Chine-Afrique : des chiffres qui donnent à réfléchir (2)

Des chiffres qui donnent à réfléchir (2)
Thierry Pairault


Je poursuis ici l’idée abordée dans un article précédent (lire ici ). Je commencerais par évoquer la question de la méthode suivie. Le choix de l’année 2014 résulte de la disponibilité des données statistiques au moment où je mène cette réflexion. Pour le calcul de la balance commerciale j’ai utilisé la matrice des exportations de marchandises calculée par la CNUCED et accessible sur son site à unctadstat.unctad.org . Cette matrice permet d’obtenir les exportations de l’Algérie (par exemple) vers la Chine ainsi que les exportations de la Chine vers l’Algérie – ces dernières étant aussi les importations par l’Algérie de produits en provenance de Chine. J’ai fait ce choix car il permet, d’une part, d’ignorer les divergences entre la matrice des exportations de marchandises et la matrice des importations de marchandises calculées par la CNUCED et, d’autre part, de limiter l’importance des déficits (et aussi des excédents) puisque l’harmonisation tend à surévaluer les importations.

J’ai retenu comme indicateur de prestations de services les données chinoises faute de disposer d’autres données. Ces statistiques chinoises donnent plus précisément la valeur des contrats « fourniture clés en main » achevés une année donnée. La conséquence de ce choix obligé est de sous-évaluer les prestations de services chinoises aux pays africains en les limitant aux seuls travaux d’infrastructure. D’une manière générale, mes choix tendent in fine à toujours limiter ce qui pourrait apparaître comme des ponctions chinoises.

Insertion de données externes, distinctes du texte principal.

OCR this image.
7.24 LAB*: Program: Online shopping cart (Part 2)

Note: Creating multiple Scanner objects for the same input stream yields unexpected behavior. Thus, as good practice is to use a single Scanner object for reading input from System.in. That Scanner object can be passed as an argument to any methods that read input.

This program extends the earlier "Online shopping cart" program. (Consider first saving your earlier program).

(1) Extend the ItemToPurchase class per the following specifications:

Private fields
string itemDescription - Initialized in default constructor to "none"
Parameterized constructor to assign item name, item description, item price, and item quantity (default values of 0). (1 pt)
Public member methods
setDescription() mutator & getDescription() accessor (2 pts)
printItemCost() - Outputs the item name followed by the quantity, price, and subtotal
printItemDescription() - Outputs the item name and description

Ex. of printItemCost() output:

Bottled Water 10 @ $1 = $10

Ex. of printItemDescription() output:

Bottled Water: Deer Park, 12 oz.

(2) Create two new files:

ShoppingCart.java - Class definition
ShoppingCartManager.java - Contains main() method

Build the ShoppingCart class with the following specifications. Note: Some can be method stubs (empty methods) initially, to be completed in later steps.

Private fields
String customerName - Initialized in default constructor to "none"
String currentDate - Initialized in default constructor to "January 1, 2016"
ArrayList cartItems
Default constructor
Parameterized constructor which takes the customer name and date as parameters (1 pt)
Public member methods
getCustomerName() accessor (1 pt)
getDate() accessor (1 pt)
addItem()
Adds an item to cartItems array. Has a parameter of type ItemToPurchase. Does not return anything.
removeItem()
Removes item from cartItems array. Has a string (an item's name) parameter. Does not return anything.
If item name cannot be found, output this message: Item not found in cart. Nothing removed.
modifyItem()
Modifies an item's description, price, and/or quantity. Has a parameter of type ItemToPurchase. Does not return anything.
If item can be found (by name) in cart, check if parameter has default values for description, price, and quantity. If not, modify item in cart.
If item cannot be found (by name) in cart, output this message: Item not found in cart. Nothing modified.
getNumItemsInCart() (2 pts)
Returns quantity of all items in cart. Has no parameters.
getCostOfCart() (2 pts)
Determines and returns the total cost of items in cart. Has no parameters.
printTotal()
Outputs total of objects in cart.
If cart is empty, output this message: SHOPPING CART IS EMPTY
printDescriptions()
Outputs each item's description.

Enfin, les chiffres que je calcule pour chaque pays sont la balance de ses échanges de marchandises et de services effectivement vendus et achetés une année donnée. En d’autres termes, ils ne reflètent pas les flux financiers de l’année étudiée car le paiement à la Chine des travaux d’infrastructure qu’elle a réalisés en Afrique peut s’étaler sur de nombreuses années. Aussi, quand je calcule le poids en pourcentage du PIB, je ne donne pas la proportion d’un flux financier vers la Chine mais bien plutôt je chiffre l’importance de l’hypothèque prise pour l’avenir. Toutefois ces deux notions peuvent se confondre si l’on considère que certains pays se sont lancés depuis assez longtemps dans ce processus. Et la lancinante question de l’opportunité de la présence chinoise pour l’industrialisation et le développement des pays africains se pose forcément sans qu’une réponse absolue puisse ici être donnée.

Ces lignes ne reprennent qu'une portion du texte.